Well, okay, I learned prettty quick that a girl wearing a miniskirt in a gym full of horny mercenaries should think through her phrasing a little better.


September 29, 2003

Dear Computer,

Well, the inevitable finally happened today. Frank Carlucci and Donald Rumsfeld decided to wrestle, the way they did when they were young bucks at Princeton over fifty years ago.

It was horrible. No one could figure out quite where the Carlucci began and the Rumsfeld ended. They had become like one mass of geriatric flesh writhing on the mat. After about forty-five minutes of trying to separate them, the trainer gave up and let my friend Maya wedge them apart with a spatula.


September 28, 2003

Dear Computer,

Even as Vladimir Putin and George W. Bush stood shoulder to shoulder at Camp David and warned the two extant axis of evilers to forego nuclear weaponry, the buzzer went off for the big basketball game in the Tri-Lateral Commission gym.

It was the Chukhotka Oligarchs against the Houston Kingmakers.

I'll tell you truthfully, billionaires can't play basketball worth you-know-what. Watching Richard Mellon Scaife trying to stuff Roman Abramovich looks more like the WWF than the NBA. But afterwards, everyone has a big old party and the vodka flows like water. The rich and powerful are just like the rest of us. Sometimes, they just want to get drunk before carving up countries into individual spheres of influence. Sometimes they just need a basketball game to let off enought steam so they don't kill each other while doing so.


September 27, 2003

Dear Computer,

TGIF!

I've learned more about Dick Cheney today than I ever cared to know. It's not that he just took off his head, but he took off his entire outfit then strutted around the gym like some freak from a Japanese monster movie.

I've been hearing some kind of rumor that Cheney's company, Halliburton, sold warheads to a Canadian guy training guards from the United Emirates in Roswell, New Mexico.

Halliburton is the same company in charge of maintenance at Los Alamos.

It's a good thing I'm working The Bunker, that's all I've got to say.


September 26, 2003

Dear Computer,

Here's the prototype for the new Commander in Chief Doll. It's top secret, so don't let anyone know you've seen it.

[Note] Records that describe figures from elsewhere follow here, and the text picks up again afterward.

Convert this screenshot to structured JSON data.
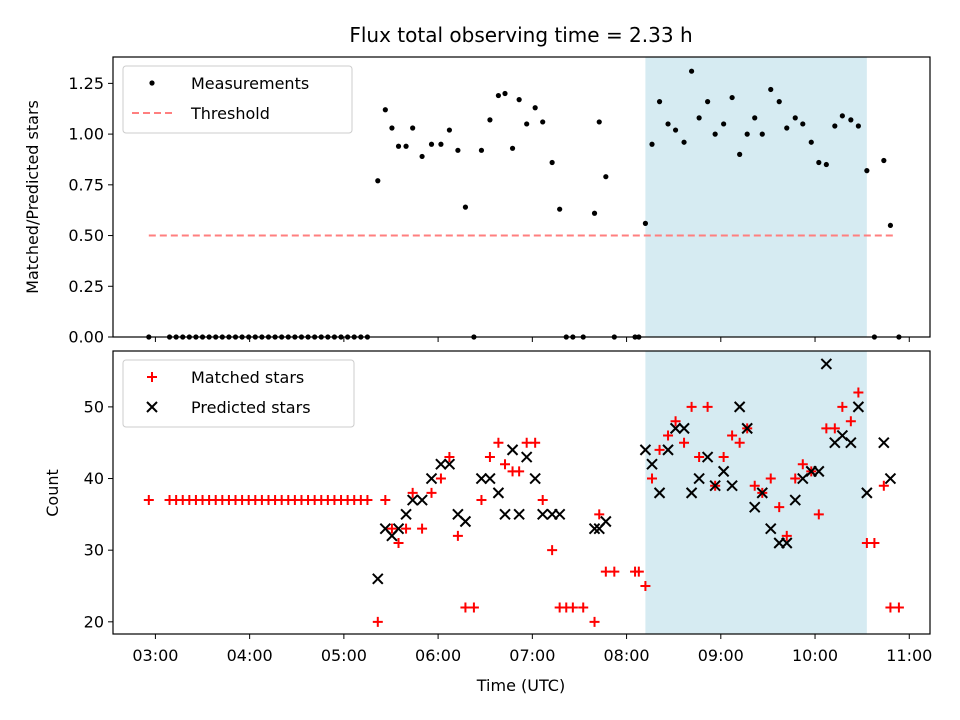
{
  "chart_data": [
    {
      "type": "scatter",
      "title": "Flux total observing time = 2.33 h",
      "xlabel": "",
      "ylabel": "Matched/Predicted stars",
      "ylim": [
        0,
        1.38
      ],
      "yticks": [
        0.0,
        0.25,
        0.5,
        0.75,
        1.0,
        1.25
      ],
      "ytick_labels": [
        "0.00",
        "0.25",
        "0.50",
        "0.75",
        "1.00",
        "1.25"
      ],
      "x_unit": "hours_utc",
      "xlim": [
        2.55,
        11.22
      ],
      "highlight_span": {
        "from": 8.2,
        "to": 10.55,
        "color": "#add8e6"
      },
      "legend": {
        "placement": "top-left",
        "entries": [
          "Measurements",
          "Threshold"
        ]
      },
      "series": [
        {
          "name": "Measurements",
          "marker": "dot",
          "color": "#000000",
          "x": [
            2.93,
            3.15,
            3.22,
            3.29,
            3.36,
            3.43,
            3.5,
            3.57,
            3.64,
            3.71,
            3.78,
            3.85,
            3.92,
            3.99,
            4.06,
            4.13,
            4.2,
            4.27,
            4.34,
            4.41,
            4.48,
            4.55,
            4.62,
            4.69,
            4.76,
            4.83,
            4.9,
            4.97,
            5.04,
            5.11,
            5.18,
            5.25,
            5.36,
            5.44,
            5.51,
            5.58,
            5.66,
            5.73,
            5.83,
            5.93,
            6.03,
            6.12,
            6.21,
            6.29,
            6.38,
            6.46,
            6.55,
            6.64,
            6.71,
            6.79,
            6.86,
            6.94,
            7.03,
            7.11,
            7.21,
            7.29,
            7.36,
            7.43,
            7.54,
            7.66,
            7.71,
            7.78,
            7.87,
            8.09,
            8.13,
            8.2,
            8.27,
            8.35,
            8.44,
            8.52,
            8.61,
            8.69,
            8.77,
            8.86,
            8.94,
            9.03,
            9.12,
            9.2,
            9.28,
            9.36,
            9.44,
            9.53,
            9.62,
            9.7,
            9.79,
            9.87,
            9.96,
            10.04,
            10.12,
            10.21,
            10.29,
            10.38,
            10.46,
            10.55,
            10.63,
            10.73,
            10.8,
            10.89
          ],
          "y": [
            0.0,
            0.0,
            0.0,
            0.0,
            0.0,
            0.0,
            0.0,
            0.0,
            0.0,
            0.0,
            0.0,
            0.0,
            0.0,
            0.0,
            0.0,
            0.0,
            0.0,
            0.0,
            0.0,
            0.0,
            0.0,
            0.0,
            0.0,
            0.0,
            0.0,
            0.0,
            0.0,
            0.0,
            0.0,
            0.0,
            0.0,
            0.0,
            0.77,
            1.12,
            1.03,
            0.94,
            0.94,
            1.03,
            0.89,
            0.95,
            0.95,
            1.02,
            0.92,
            0.64,
            0.0,
            0.92,
            1.07,
            1.19,
            1.2,
            0.93,
            1.17,
            1.05,
            1.13,
            1.06,
            0.86,
            0.63,
            0.0,
            0.0,
            0.0,
            0.61,
            1.06,
            0.79,
            0.0,
            0.0,
            0.0,
            0.56,
            0.95,
            1.16,
            1.05,
            1.02,
            0.96,
            1.31,
            1.08,
            1.16,
            1.0,
            1.05,
            1.18,
            0.9,
            1.0,
            1.08,
            1.0,
            1.22,
            1.16,
            1.03,
            1.08,
            1.05,
            0.96,
            0.86,
            0.85,
            1.04,
            1.09,
            1.07,
            1.04,
            0.82,
            0.0,
            0.87,
            0.55,
            0.0
          ]
        },
        {
          "name": "Threshold",
          "line": "dashed",
          "color": "#ff7f7f",
          "x": [
            2.93,
            10.85
          ],
          "y": [
            0.5,
            0.5
          ]
        }
      ]
    },
    {
      "type": "scatter",
      "title": "",
      "xlabel": "Time (UTC)",
      "ylabel": "Count",
      "ylim": [
        18.3,
        57.8
      ],
      "yticks": [
        20,
        30,
        40,
        50
      ],
      "ytick_labels": [
        "20",
        "30",
        "40",
        "50"
      ],
      "x_unit": "hours_utc",
      "xlim": [
        2.55,
        11.22
      ],
      "xticks": [
        3,
        4,
        5,
        6,
        7,
        8,
        9,
        10,
        11
      ],
      "xtick_labels": [
        "03:00",
        "04:00",
        "05:00",
        "06:00",
        "07:00",
        "08:00",
        "09:00",
        "10:00",
        "11:00"
      ],
      "highlight_span": {
        "from": 8.2,
        "to": 10.55,
        "color": "#add8e6"
      },
      "legend": {
        "placement": "top-left",
        "entries": [
          "Matched stars",
          "Predicted stars"
        ]
      },
      "series": [
        {
          "name": "Matched stars",
          "marker": "plus",
          "color": "#ff0000",
          "x": [
            2.93,
            3.15,
            3.22,
            3.29,
            3.36,
            3.43,
            3.5,
            3.57,
            3.64,
            3.71,
            3.78,
            3.85,
            3.92,
            3.99,
            4.06,
            4.13,
            4.2,
            4.27,
            4.34,
            4.41,
            4.48,
            4.55,
            4.62,
            4.69,
            4.76,
            4.83,
            4.9,
            4.97,
            5.04,
            5.11,
            5.18,
            5.25,
            5.36,
            5.44,
            5.51,
            5.58,
            5.66,
            5.73,
            5.83,
            5.93,
            6.03,
            6.12,
            6.21,
            6.29,
            6.38,
            6.46,
            6.55,
            6.64,
            6.71,
            6.79,
            6.86,
            6.94,
            7.03,
            7.11,
            7.21,
            7.29,
            7.36,
            7.43,
            7.54,
            7.66,
            7.71,
            7.78,
            7.87,
            8.09,
            8.13,
            8.2,
            8.27,
            8.35,
            8.44,
            8.52,
            8.61,
            8.69,
            8.77,
            8.86,
            8.94,
            9.03,
            9.12,
            9.2,
            9.28,
            9.36,
            9.44,
            9.53,
            9.62,
            9.7,
            9.79,
            9.87,
            9.96,
            10.04,
            10.12,
            10.21,
            10.29,
            10.38,
            10.46,
            10.55,
            10.63,
            10.73,
            10.8,
            10.89
          ],
          "y": [
            37,
            37,
            37,
            37,
            37,
            37,
            37,
            37,
            37,
            37,
            37,
            37,
            37,
            37,
            37,
            37,
            37,
            37,
            37,
            37,
            37,
            37,
            37,
            37,
            37,
            37,
            37,
            37,
            37,
            37,
            37,
            37,
            20,
            37,
            33,
            31,
            33,
            38,
            33,
            38,
            40,
            43,
            32,
            22,
            22,
            37,
            43,
            45,
            42,
            41,
            41,
            45,
            45,
            37,
            30,
            22,
            22,
            22,
            22,
            20,
            35,
            27,
            27,
            27,
            27,
            25,
            40,
            44,
            46,
            48,
            45,
            50,
            43,
            50,
            39,
            43,
            46,
            45,
            47,
            39,
            38,
            40,
            36,
            32,
            40,
            42,
            41,
            35,
            47,
            47,
            50,
            48,
            52,
            31,
            31,
            39,
            22,
            22
          ]
        },
        {
          "name": "Predicted stars",
          "marker": "x",
          "color": "#000000",
          "x": [
            5.36,
            5.44,
            5.51,
            5.58,
            5.66,
            5.73,
            5.83,
            5.93,
            6.03,
            6.12,
            6.21,
            6.29,
            6.46,
            6.55,
            6.64,
            6.71,
            6.79,
            6.86,
            6.94,
            7.03,
            7.11,
            7.21,
            7.29,
            7.66,
            7.71,
            7.78,
            8.2,
            8.27,
            8.35,
            8.44,
            8.52,
            8.61,
            8.69,
            8.77,
            8.86,
            8.94,
            9.03,
            9.12,
            9.2,
            9.28,
            9.36,
            9.44,
            9.53,
            9.62,
            9.7,
            9.79,
            9.87,
            9.96,
            10.04,
            10.12,
            10.21,
            10.29,
            10.38,
            10.46,
            10.55,
            10.73,
            10.8
          ],
          "y": [
            26,
            33,
            32,
            33,
            35,
            37,
            37,
            40,
            42,
            42,
            35,
            34,
            40,
            40,
            38,
            35,
            44,
            35,
            43,
            40,
            35,
            35,
            35,
            33,
            33,
            34,
            44,
            42,
            38,
            44,
            47,
            47,
            38,
            40,
            43,
            39,
            41,
            39,
            50,
            47,
            36,
            38,
            33,
            31,
            31,
            37,
            40,
            41,
            41,
            56,
            45,
            46,
            45,
            50,
            38,
            45,
            40
          ]
        }
      ]
    }
  ]
}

I guess Fox Network is going to be carrying an animated show called "The Good Christian Soldier Bush" starting in the fall of 2004. I guess it's a long term project, ending with the Rapture and the End of Times in the Spring of 2011. The final episode shows a lot of dead Jews which I don't think is very good for children, but what do I know, I'm just a simple Hat Check girl.